Г о р о ш к о. Бить-то нас бьют, Степан Васильевич. Сверху вы, а снизу колхозники. А за что? На трудодень мало даем. Вот за что. Так что мне хоть круть-верть, хоть верть-круть — все равно…
П е ч к у р о в. А ты, Горошко, не круть-верть, а круть-круть…
Г о р о ш к о. Так и закрутиться можно… Степан Васильевич, если бы вы в этом году нам установили план по закону, честное слово, на трудодень у нас было бы не меньше, чем…

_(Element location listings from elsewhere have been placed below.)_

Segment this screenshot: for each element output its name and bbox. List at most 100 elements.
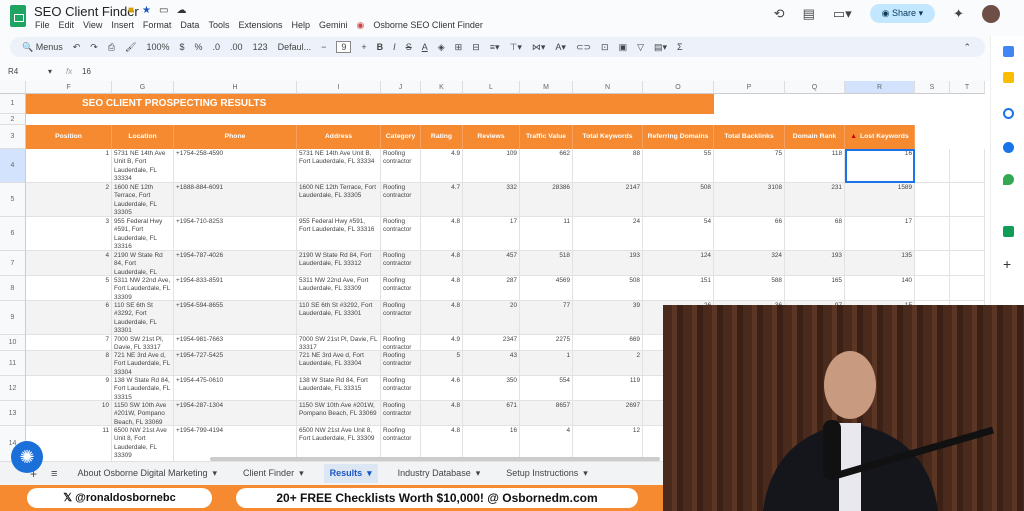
cell-category[interactable]: Roofing contractor (381, 149, 421, 183)
comments-icon[interactable]: ▤ (803, 6, 815, 22)
cell-address[interactable]: 5311 NW 22nd Ave, Fort Lauderdale, FL 33… (297, 276, 381, 301)
column-header-n[interactable]: N (573, 81, 643, 94)
header-position[interactable]: Position (26, 125, 112, 149)
empty-cell[interactable] (915, 149, 950, 183)
results-banner-title[interactable]: SEO CLIENT PROSPECTING RESULTS (26, 94, 714, 114)
cell-traffic-value[interactable]: 4569 (520, 276, 573, 301)
formula-input[interactable]: 16 (82, 67, 91, 76)
menu-help[interactable]: Help (291, 20, 310, 31)
increase-decimal-button[interactable]: .00 (230, 42, 243, 52)
font-size-input[interactable]: 9 (336, 41, 352, 53)
header-phone[interactable]: Phone (174, 125, 297, 149)
cell-domain-rank[interactable]: 68 (785, 217, 845, 251)
menu-file[interactable]: File (35, 20, 50, 31)
menu-extensions[interactable]: Extensions (238, 20, 282, 31)
row-header-6[interactable]: 6 (0, 217, 26, 251)
cell-referring-domains[interactable]: 54 (643, 217, 714, 251)
cell-total-keywords[interactable]: 2 (573, 351, 643, 376)
cell-total-keywords[interactable]: 119 (573, 376, 643, 401)
cell-location[interactable]: 721 NE 3rd Ave d, Fort Lauderdale, FL 33… (112, 351, 174, 376)
filter-views-icon[interactable]: ▤▾ (654, 42, 667, 53)
cell-rating[interactable]: 4.9 (421, 149, 463, 183)
row-header-2[interactable]: 2 (0, 114, 26, 125)
cell-total-keywords[interactable]: 508 (573, 276, 643, 301)
tab-dropdown-icon[interactable]: ▾ (583, 468, 588, 478)
cell-lost-keywords[interactable]: 135 (845, 251, 915, 276)
header-total-backlinks[interactable]: Total Backlinks (714, 125, 785, 149)
cell-reviews[interactable]: 20 (463, 301, 520, 335)
cell-category[interactable]: Roofing contractor (381, 401, 421, 426)
cell-position[interactable]: 2 (26, 183, 112, 217)
name-box-dropdown-icon[interactable]: ▾ (48, 67, 52, 76)
redo-icon[interactable]: ↷ (90, 42, 98, 53)
column-header-f[interactable]: F (26, 81, 112, 94)
empty-cell[interactable] (950, 276, 985, 301)
meet-icon[interactable]: ▭▾ (833, 6, 852, 22)
move-folder-icon[interactable]: ▭ (159, 5, 168, 16)
cell-category[interactable]: Roofing contractor (381, 301, 421, 335)
row-header-12[interactable]: 12 (0, 376, 26, 401)
rotate-icon[interactable]: A▾ (555, 42, 566, 53)
add-addon-icon[interactable]: + (1003, 256, 1011, 272)
cell-address[interactable]: 1600 NE 12th Terrace, Fort Lauderdale, F… (297, 183, 381, 217)
header-traffic-value[interactable]: Traffic Value (520, 125, 573, 149)
cell-phone[interactable]: +1954-475-0610 (174, 376, 297, 401)
cell-referring-domains[interactable]: 124 (643, 251, 714, 276)
contacts-icon[interactable] (1003, 142, 1014, 153)
cell-phone[interactable]: +1954-727-5425 (174, 351, 297, 376)
star-icon[interactable]: ★ (142, 5, 151, 16)
header-referring-domains[interactable]: Referring Domains (643, 125, 714, 149)
menu-edit[interactable]: Edit (59, 20, 75, 31)
functions-button[interactable]: Σ (677, 42, 683, 52)
borders-icon[interactable]: ⊞ (455, 42, 463, 53)
horizontal-scrollbar[interactable] (210, 457, 660, 461)
column-header-s[interactable]: S (915, 81, 950, 94)
cell-address[interactable]: 7000 SW 21st Pl, Davie, FL 33317 (297, 335, 381, 351)
row-header-3[interactable]: 3 (0, 125, 26, 149)
cell-traffic-value[interactable]: 77 (520, 301, 573, 335)
cell-rating[interactable]: 4.8 (421, 217, 463, 251)
cell-total-keywords[interactable]: 669 (573, 335, 643, 351)
currency-button[interactable]: $ (180, 42, 185, 52)
cell-phone[interactable]: +1954-594-8655 (174, 301, 297, 335)
menu-tools[interactable]: Tools (208, 20, 229, 31)
empty-cell[interactable] (915, 183, 950, 217)
column-header-r[interactable]: R (845, 81, 915, 94)
tab-industry-database[interactable]: Industry Database ▾ (392, 464, 487, 483)
column-header-p[interactable]: P (714, 81, 785, 94)
cell-phone[interactable]: +1954-287-1304 (174, 401, 297, 426)
search-menus[interactable]: 🔍 Menus (22, 42, 63, 53)
cell-traffic-value[interactable]: 662 (520, 149, 573, 183)
cell-phone[interactable]: +1888-884-6091 (174, 183, 297, 217)
cell-reviews[interactable]: 457 (463, 251, 520, 276)
header-domain-rank[interactable]: Domain Rank (785, 125, 845, 149)
cell-location[interactable]: 138 W State Rd 84, Fort Lauderdale, FL 3… (112, 376, 174, 401)
cell-total-backlinks[interactable]: 66 (714, 217, 785, 251)
row-header-7[interactable]: 7 (0, 251, 26, 276)
column-header-l[interactable]: L (463, 81, 520, 94)
cell-traffic-value[interactable]: 554 (520, 376, 573, 401)
column-header-i[interactable]: I (297, 81, 381, 94)
tab-dropdown-icon[interactable]: ▾ (367, 468, 372, 478)
cell-lost-keywords[interactable]: 1589 (845, 183, 915, 217)
cell-phone[interactable]: +1954-981-7663 (174, 335, 297, 351)
cell-location[interactable]: 5311 NW 22nd Ave, Fort Lauderdale, FL 33… (112, 276, 174, 301)
header-location[interactable]: Location (112, 125, 174, 149)
empty-cell[interactable] (950, 217, 985, 251)
cell-traffic-value[interactable]: 11 (520, 217, 573, 251)
tab-dropdown-icon[interactable]: ▾ (299, 468, 304, 478)
tab-setup-instructions[interactable]: Setup Instructions ▾ (500, 464, 594, 483)
cell-lost-keywords[interactable]: 17 (845, 217, 915, 251)
cell-address[interactable]: 955 Federal Hwy #591, Fort Lauderdale, F… (297, 217, 381, 251)
row-header-8[interactable]: 8 (0, 276, 26, 301)
row-header-13[interactable]: 13 (0, 401, 26, 426)
cell-position[interactable]: 3 (26, 217, 112, 251)
undo-icon[interactable]: ↶ (73, 42, 81, 53)
cell-lost-keywords[interactable]: 140 (845, 276, 915, 301)
column-header-o[interactable]: O (643, 81, 714, 94)
column-header-g[interactable]: G (112, 81, 174, 94)
fill-color-icon[interactable]: ◈ (438, 42, 445, 53)
document-title[interactable]: SEO Client Finder (34, 4, 139, 19)
cell-total-backlinks[interactable]: 75 (714, 149, 785, 183)
cell-traffic-value[interactable]: 518 (520, 251, 573, 276)
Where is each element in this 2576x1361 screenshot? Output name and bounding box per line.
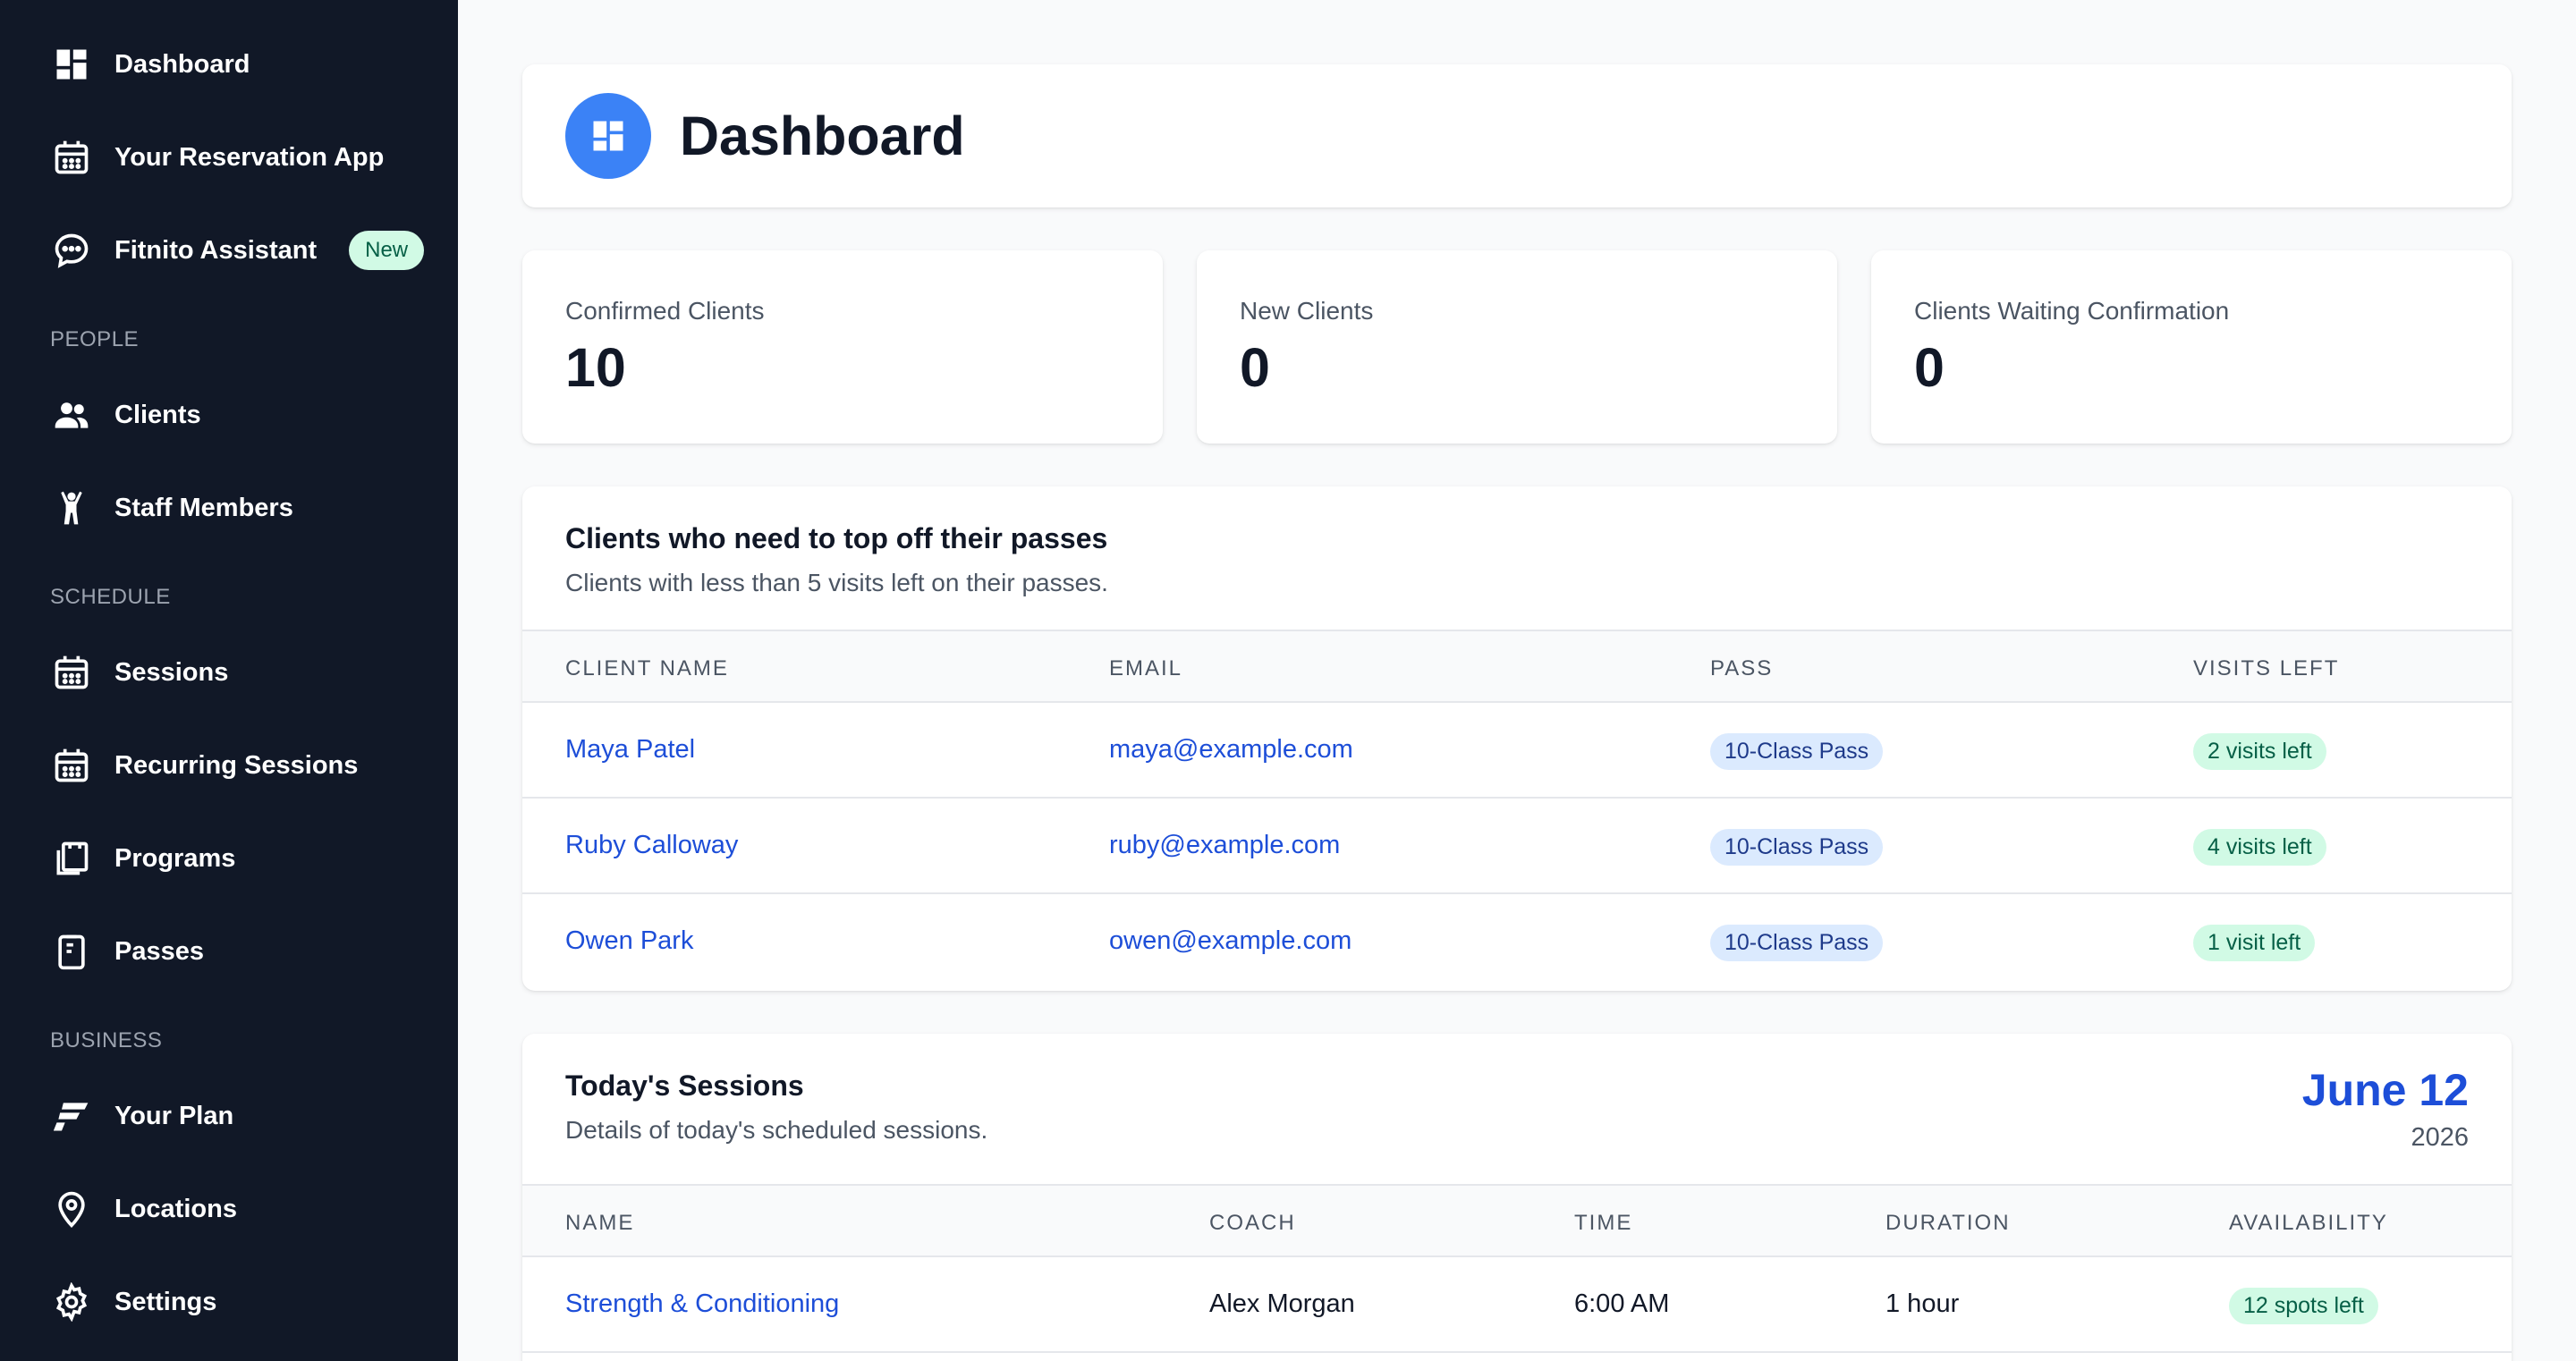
visits-left-badge: 2 visits left xyxy=(2193,733,2326,770)
column-header: COACH xyxy=(1209,1211,1296,1235)
sidebar-item-label: Sessions xyxy=(114,657,229,687)
sidebar-item-label: Staff Members xyxy=(114,493,293,522)
pass-badge: 10-Class Pass xyxy=(1710,733,1884,770)
column-header: VISITS LEFT xyxy=(2193,656,2340,680)
sidebar-item-programs[interactable]: Programs xyxy=(0,823,458,894)
column-header: EMAIL xyxy=(1109,656,1183,680)
pass-badge: 10-Class Pass xyxy=(1710,829,1884,866)
todays-sessions-section: Today's Sessions Details of today's sche… xyxy=(522,1034,2512,1361)
table-row: Ruby Calloway ruby@example.com 10-Class … xyxy=(522,799,2512,894)
page-header: Dashboard xyxy=(522,64,2512,207)
session-year: 2026 xyxy=(2411,1123,2469,1152)
sidebar-item-label: Recurring Sessions xyxy=(114,750,359,780)
clipboard-icon xyxy=(50,837,93,880)
sidebar-item-label: Your Reservation App xyxy=(114,142,385,172)
client-email-link[interactable]: maya@example.com xyxy=(1109,735,1353,765)
sidebar: Dashboard Your Reservation App Fitnito A… xyxy=(0,0,458,1361)
sidebar-item-label: Passes xyxy=(114,936,204,966)
sidebar-item-settings[interactable]: Settings xyxy=(0,1266,458,1338)
table-header: NAME COACH TIME DURATION AVAILABILITY xyxy=(522,1184,2512,1257)
sidebar-item-label: Dashboard xyxy=(114,49,250,79)
sidebar-item-reservation-app[interactable]: Your Reservation App xyxy=(0,122,458,193)
section-subtitle: Clients with less than 5 visits left on … xyxy=(565,569,1108,596)
table-row: Owen Park owen@example.com 10-Class Pass… xyxy=(522,894,2512,990)
stat-card-new-clients: New Clients 0 xyxy=(1197,250,1837,444)
client-email-link[interactable]: ruby@example.com xyxy=(1109,831,1340,860)
stat-value: 0 xyxy=(1914,337,1945,398)
sidebar-item-sessions[interactable]: Sessions xyxy=(0,637,458,708)
section-title-people: PEOPLE xyxy=(50,327,140,351)
column-header: TIME xyxy=(1574,1211,1633,1235)
sidebar-item-label: Locations xyxy=(114,1194,237,1223)
section-title-schedule: SCHEDULE xyxy=(50,585,171,609)
session-time: 6:00 AM xyxy=(1574,1289,1670,1318)
column-header: AVAILABILITY xyxy=(2229,1211,2388,1235)
client-name-link[interactable]: Owen Park xyxy=(565,926,693,956)
table-row: Strength & Conditioning Alex Morgan 6:00… xyxy=(522,1257,2512,1353)
person-icon xyxy=(50,486,93,529)
chat-icon xyxy=(50,229,93,272)
sidebar-item-locations[interactable]: Locations xyxy=(0,1173,458,1245)
sidebar-item-label: Programs xyxy=(114,843,236,873)
table-row: Maya Patel maya@example.com 10-Class Pas… xyxy=(522,703,2512,799)
location-pin-icon xyxy=(50,1188,93,1230)
sidebar-item-your-plan[interactable]: Your Plan xyxy=(0,1080,458,1152)
sidebar-item-clients[interactable]: Clients xyxy=(0,379,458,451)
session-duration: 1 hour xyxy=(1885,1289,1960,1318)
users-icon xyxy=(50,393,93,436)
column-header: NAME xyxy=(565,1211,635,1235)
stat-value: 0 xyxy=(1240,337,1270,398)
dashboard-icon xyxy=(50,43,93,86)
stat-label: Clients Waiting Confirmation xyxy=(1914,297,2230,325)
stat-card-confirmed-clients: Confirmed Clients 10 xyxy=(522,250,1163,444)
brand-f-icon xyxy=(50,1095,93,1137)
session-coach: Alex Morgan xyxy=(1209,1289,1355,1318)
section-title: Today's Sessions xyxy=(565,1069,804,1102)
sidebar-item-label: Settings xyxy=(114,1287,217,1316)
stat-card-clients-waiting-confirmation: Clients Waiting Confirmation 0 xyxy=(1871,250,2512,444)
section-title-business: BUSINESS xyxy=(50,1028,163,1052)
sidebar-item-label: Fitnito Assistant xyxy=(114,235,318,265)
new-badge: New xyxy=(349,231,425,270)
sidebar-item-label: Your Plan xyxy=(114,1101,234,1130)
client-email-link[interactable]: owen@example.com xyxy=(1109,926,1352,956)
stat-value: 10 xyxy=(565,337,626,398)
availability-badge: 12 spots left xyxy=(2229,1288,2378,1324)
visits-left-badge: 1 visit left xyxy=(2193,925,2316,961)
passes-section: Clients who need to top off their passes… xyxy=(522,486,2512,991)
section-subtitle: Details of today's scheduled sessions. xyxy=(565,1116,988,1144)
section-title: Clients who need to top off their passes xyxy=(565,522,1108,554)
client-name-link[interactable]: Ruby Calloway xyxy=(565,831,738,860)
sidebar-item-fitnito-assistant[interactable]: Fitnito Assistant New xyxy=(0,215,458,286)
gear-icon xyxy=(50,1281,93,1323)
session-name-link[interactable]: Strength & Conditioning xyxy=(565,1289,839,1319)
page-title: Dashboard xyxy=(680,106,965,166)
sidebar-item-label: Clients xyxy=(114,400,201,429)
pass-badge: 10-Class Pass xyxy=(1710,925,1884,961)
calendar-icon xyxy=(50,136,93,179)
client-name-link[interactable]: Maya Patel xyxy=(565,735,695,765)
sidebar-item-dashboard[interactable]: Dashboard xyxy=(0,29,458,100)
column-header: PASS xyxy=(1710,656,1774,680)
table-header: CLIENT NAME EMAIL PASS VISITS LEFT xyxy=(522,630,2512,703)
pass-icon xyxy=(50,930,93,973)
calendar-icon xyxy=(50,744,93,787)
dashboard-icon xyxy=(565,93,651,179)
stat-label: Confirmed Clients xyxy=(565,297,765,325)
main-content: Dashboard Confirmed Clients 10 New Clien… xyxy=(458,0,2576,1361)
sidebar-item-passes[interactable]: Passes xyxy=(0,916,458,987)
visits-left-badge: 4 visits left xyxy=(2193,829,2326,866)
column-header: DURATION xyxy=(1885,1211,2011,1235)
sidebar-item-recurring-sessions[interactable]: Recurring Sessions xyxy=(0,730,458,801)
sidebar-item-staff-members[interactable]: Staff Members xyxy=(0,472,458,544)
session-date: June 12 xyxy=(2301,1065,2469,1115)
stat-label: New Clients xyxy=(1240,297,1374,325)
column-header: CLIENT NAME xyxy=(565,656,729,680)
calendar-icon xyxy=(50,651,93,694)
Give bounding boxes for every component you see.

К а л и б е р о в (перебивает). Товарищ Горошко! Я еще не помню такого случая, чтобы за низкий трудодень кому-нибудь выговор дали. А за отставание по хлебу я лично… лично знаю таких руководителей, которые по два и три выговора имеют. Ясно?
А н т о н и н а Т и м о ф е е в н а уходит на кухню. Калиберов, проводив ее глазами, торопливо наливает всем по рюмке. Подморгнув друг другу, они выпивают.
Г о р о ш к о. Ясно. Хоть круть-верть, хоть верть-круть.
Выпили еще по одной рюмке.
П е ч к у р о в (начинает петь). «Шумел камыш, деревья гнулись…»
Подхватывает песню и Горошко: «…а ночка темная была…» Вбегает А н т о н и н а Т и м о ф е е в н а и закрывает окна.
З а н а в е с.
Действие второе
Двор председателя колхоза «Партизан» Горошко. Часть дома с открытой верандой. Во дворе цветы и вишневые деревья. На веранде цветы в вазонах. К окну чердака приставлена лестница. На веранде за столом Л е н я рисует карикатуру для стенгазеты. На диванчике, прикрывшись газетой, спит Г о р о ш к о. Слышно, как он похрапывает.
Л е н я (рисуя, декламирует).
«Дед везет на рынок рожь…
Слышен храп Горошки.
…С дедом едет баба…
Храп сильнее.
…С виду конь у них хорош…
Снова храп.
…Только тянет слабо…»
Входит Н а т а ш а.
Н а т а ш а. Что ты тут рисуешь?
Л е н я (важно). Не видишь? Стенгазету оформляю. Общественная нагрузка.
Н а т а ш а (разглядывая рисунок). А это кто же?
Л е н я. Учительница, а не знаешь. Иисус Христос — вот кто.
Н а т а ш а. Он же молодым был, а ты его лысым сделал.